Fish color enhancers should always be found naturally in their food, such as carotenoids, zeaxanthins, and astaxanthins.
By using these facts, I have taken some of the most popular fish food brands and rated them on a scale of 1-10. 1 being poor, 10 being excellent. I look at the ingredients and check to see what protein source is used, additives, and fillers. I will not take personal experience into my ratings, nor if fish enjoy it. See, fish food is like junk food. If you put candy and spinach in front of a child, they will always go for the candy. Just because a fish likes to eat a certain food, doesn’t make it good for them.

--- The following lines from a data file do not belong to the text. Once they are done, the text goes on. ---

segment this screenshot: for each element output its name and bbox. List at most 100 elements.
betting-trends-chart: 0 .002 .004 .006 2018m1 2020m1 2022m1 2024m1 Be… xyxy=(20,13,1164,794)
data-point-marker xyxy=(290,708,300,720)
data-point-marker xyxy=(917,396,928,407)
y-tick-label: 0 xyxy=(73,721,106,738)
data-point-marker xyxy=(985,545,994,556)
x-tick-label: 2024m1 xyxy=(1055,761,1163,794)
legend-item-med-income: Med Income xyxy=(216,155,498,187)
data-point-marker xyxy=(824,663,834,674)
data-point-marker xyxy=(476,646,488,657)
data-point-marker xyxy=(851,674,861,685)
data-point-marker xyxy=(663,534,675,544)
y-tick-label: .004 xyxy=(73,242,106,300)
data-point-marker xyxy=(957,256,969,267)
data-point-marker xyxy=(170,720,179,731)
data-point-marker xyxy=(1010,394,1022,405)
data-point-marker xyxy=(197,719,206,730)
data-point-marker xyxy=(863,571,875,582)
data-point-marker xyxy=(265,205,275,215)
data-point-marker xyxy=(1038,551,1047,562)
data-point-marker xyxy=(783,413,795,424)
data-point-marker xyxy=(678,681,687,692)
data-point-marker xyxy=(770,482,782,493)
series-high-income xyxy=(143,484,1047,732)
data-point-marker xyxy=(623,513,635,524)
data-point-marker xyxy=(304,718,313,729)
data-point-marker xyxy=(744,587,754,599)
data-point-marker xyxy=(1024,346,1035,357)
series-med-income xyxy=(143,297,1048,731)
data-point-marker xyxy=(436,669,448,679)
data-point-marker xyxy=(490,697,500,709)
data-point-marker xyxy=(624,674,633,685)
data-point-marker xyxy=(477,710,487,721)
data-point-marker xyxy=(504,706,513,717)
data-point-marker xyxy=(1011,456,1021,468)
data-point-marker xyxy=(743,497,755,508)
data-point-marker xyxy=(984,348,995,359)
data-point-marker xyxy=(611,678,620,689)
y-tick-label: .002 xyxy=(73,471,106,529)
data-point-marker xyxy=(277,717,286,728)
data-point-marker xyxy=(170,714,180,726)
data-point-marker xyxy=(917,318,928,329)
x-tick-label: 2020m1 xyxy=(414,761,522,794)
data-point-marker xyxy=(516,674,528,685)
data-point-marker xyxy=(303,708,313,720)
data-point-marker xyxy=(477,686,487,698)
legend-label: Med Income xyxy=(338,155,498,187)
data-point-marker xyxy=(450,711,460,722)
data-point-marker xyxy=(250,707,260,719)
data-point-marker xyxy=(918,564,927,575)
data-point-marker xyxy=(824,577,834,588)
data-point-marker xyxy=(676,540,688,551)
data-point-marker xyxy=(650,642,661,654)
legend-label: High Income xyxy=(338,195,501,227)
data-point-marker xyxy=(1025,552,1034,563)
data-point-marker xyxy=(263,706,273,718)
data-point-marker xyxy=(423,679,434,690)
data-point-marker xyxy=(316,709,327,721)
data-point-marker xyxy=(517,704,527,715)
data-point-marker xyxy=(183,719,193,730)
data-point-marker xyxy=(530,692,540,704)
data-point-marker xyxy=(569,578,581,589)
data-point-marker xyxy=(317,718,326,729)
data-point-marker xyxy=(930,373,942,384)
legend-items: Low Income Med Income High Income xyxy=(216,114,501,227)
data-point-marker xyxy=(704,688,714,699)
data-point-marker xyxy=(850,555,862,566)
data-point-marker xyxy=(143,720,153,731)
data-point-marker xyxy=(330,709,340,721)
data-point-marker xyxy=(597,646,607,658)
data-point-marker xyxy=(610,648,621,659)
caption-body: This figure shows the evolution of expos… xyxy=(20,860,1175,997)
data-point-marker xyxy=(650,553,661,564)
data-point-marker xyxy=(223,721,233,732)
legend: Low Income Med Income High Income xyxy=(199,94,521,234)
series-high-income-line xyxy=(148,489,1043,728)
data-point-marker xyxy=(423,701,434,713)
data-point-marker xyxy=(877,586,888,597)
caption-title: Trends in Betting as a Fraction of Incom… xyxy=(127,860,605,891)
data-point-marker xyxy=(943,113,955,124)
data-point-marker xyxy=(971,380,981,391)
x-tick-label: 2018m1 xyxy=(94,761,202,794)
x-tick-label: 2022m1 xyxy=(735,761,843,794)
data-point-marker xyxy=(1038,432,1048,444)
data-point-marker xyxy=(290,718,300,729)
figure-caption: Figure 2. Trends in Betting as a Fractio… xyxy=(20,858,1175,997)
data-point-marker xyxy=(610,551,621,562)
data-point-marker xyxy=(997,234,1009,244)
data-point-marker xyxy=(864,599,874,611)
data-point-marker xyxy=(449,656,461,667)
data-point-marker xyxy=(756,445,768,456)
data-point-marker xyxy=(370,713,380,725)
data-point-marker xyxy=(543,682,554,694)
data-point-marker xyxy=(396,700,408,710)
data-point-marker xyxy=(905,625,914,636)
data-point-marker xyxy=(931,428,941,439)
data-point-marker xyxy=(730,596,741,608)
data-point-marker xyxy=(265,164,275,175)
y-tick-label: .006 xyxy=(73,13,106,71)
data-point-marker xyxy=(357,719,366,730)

The popular excuse “my fish loves it, so it must be healthy!” is as dumb as saying “My kid loves eating Twinkies, so it must be healthy!” Some fish may not take to the healthiest food on this list, and that’s ok. You will need to supplement with other foods or drop some vitamins on before feeding.
Here are some fish foods rated with the facts above:
TetraMin Tropical Flakes- 3
Loaded with fillers, artifical dyes and poor protein sources
Drs. Foster and Smith Tropical Flakes- 7
Good sources of protein, few fillers, natural coloring
Cobalt Aquatics Tropical Flakes- 7
Good sources of protein, garlic, loads of vitamins
Hikari Micro Pellets- 6
Garlic, important amino acids,carbohydrate fillers
O.S.I Freshwater Flakes-5.5
Poor protein source, carbohydrate fillers
Aqueon Tropical Flakes- 8.7
Great protein sources, full of vitamins and amino acids, few fillers
Wardley Advanced Nutritioned Perfect Protein Tropical Flakes-6.5
It's got protein all right...plant matter and filler protein
Sera O-Nip Tablets with Tidbits- 7
Few fillers, but moderate protein
API Tropical Fish Flakes- 9
Great protein sources, garlic, full of good vitamins, amino acids, and great ingredients
New Life Spectrum +Thera-A-10
No fillers, great protein source, garlic galore, nothing artifical
Edited by Crossfire, 19 August 2012 - 11:38 PM.